Division of Hematology, Kitasato University School of Allied Health Sciences; Division of Molecular Hematology, Kitasato University Graduate School of Medical Sciences, Sagamihara, Kanagawa 252-0373, Japan.
Int J Mol Med. 2013 Sep;32(3):532-8. doi: 10.3892/ijmm.2013.1417. Epub 2013 Jun 12.

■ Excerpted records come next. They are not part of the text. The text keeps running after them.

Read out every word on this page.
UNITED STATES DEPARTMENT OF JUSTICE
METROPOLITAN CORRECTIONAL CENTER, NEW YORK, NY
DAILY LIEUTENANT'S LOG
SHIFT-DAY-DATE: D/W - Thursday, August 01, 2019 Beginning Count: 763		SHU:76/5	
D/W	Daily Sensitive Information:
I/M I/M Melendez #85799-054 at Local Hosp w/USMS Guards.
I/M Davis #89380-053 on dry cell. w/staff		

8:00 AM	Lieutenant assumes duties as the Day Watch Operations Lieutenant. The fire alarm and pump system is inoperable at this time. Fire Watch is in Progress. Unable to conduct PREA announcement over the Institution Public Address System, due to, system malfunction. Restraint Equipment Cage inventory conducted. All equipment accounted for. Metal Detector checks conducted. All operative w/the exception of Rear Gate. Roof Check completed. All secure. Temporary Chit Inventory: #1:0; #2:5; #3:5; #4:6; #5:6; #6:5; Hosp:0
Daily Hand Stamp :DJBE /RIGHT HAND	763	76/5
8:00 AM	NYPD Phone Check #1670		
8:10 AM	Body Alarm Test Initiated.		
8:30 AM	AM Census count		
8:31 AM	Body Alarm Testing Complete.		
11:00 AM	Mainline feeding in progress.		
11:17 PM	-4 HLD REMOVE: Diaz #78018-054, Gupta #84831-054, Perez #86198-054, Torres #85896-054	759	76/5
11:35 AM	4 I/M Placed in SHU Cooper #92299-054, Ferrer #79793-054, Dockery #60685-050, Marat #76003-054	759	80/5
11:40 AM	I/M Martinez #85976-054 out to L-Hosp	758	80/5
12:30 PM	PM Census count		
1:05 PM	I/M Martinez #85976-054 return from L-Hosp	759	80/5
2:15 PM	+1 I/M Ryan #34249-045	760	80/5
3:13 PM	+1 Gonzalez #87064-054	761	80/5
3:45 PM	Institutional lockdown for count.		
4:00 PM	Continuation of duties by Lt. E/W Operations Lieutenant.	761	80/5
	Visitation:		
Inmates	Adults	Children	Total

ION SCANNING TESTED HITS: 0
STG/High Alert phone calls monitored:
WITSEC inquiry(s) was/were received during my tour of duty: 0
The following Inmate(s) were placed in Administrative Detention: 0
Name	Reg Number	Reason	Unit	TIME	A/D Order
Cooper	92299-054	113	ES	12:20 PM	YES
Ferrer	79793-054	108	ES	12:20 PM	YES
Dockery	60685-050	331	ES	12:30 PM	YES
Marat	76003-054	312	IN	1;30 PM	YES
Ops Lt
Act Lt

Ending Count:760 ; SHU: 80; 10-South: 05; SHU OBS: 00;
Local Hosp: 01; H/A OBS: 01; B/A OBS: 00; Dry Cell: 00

The development of novel technologies, such as massively parallel DNA sequencing, has led to the identification of several novel recurrent gene mutations, such as DNA methyltransferase (Dnmt)3a, ten-eleven-translocation oncogene family member 2 (TET2), isocitrate dehydrogenase (IDH)1/2, additional sex comb-like 1 (ASXL1), enhancer of zeste homolog 2 (EZH2) and ubiquitously transcribed tetratricopeptide repeat X chromosome (UTX) mutations in acute myeloid leukemia (AML) and other myeloid malignancies. These findings strongly suggest a link between recurrent genetic alterations and aberrant epigenetic regulations, resulting from an abnormal DNA methylation and histone modification status. This review focuses on the current findings of aberrant epigenetic signatures by these newly described genetic alterations. Moreover, epigenetic aberrations resulting from transcription factor aberrations, such as mixed lineage leukemia (MLL) rearrangement, ecotropic viral integration site 1 (Evi1) overexpression, chromosomal translocations and the downregulation of PU.1 are also described.
新的技术如大规模平行 DNA 测序的发展,已确定了几种新的基因频发突变,如 DNA 甲基转移酶(Dnmt)3a、十号染色体缺失与张力蛋白同源的基因 2(TET2)、异柠檬酸脱氢酶(IDH)1/2、额外的性梳样蛋白 1(ASXL1)、增强子 of zeste 同源物 2(EZH2)和广泛转录四肽重复 X 染色体(UTX)突变在急性髓细胞白血病(AML)和其他髓系恶性肿瘤中。这些发现强烈提示频发遗传改变与异常表观遗传调控之间存在关联,这种异常主要源于异常的 DNA 甲基化和组蛋白修饰状态。这篇综述主要关注这些新描述的遗传改变所导致的异常表观遗传特征的最新发现。此外,转录因子异常如混合谱系白血病(MLL)重排、ectopic viral integration site 1(Evi1)过表达、染色体易位和 PU.1 下调也会导致表观遗传异常。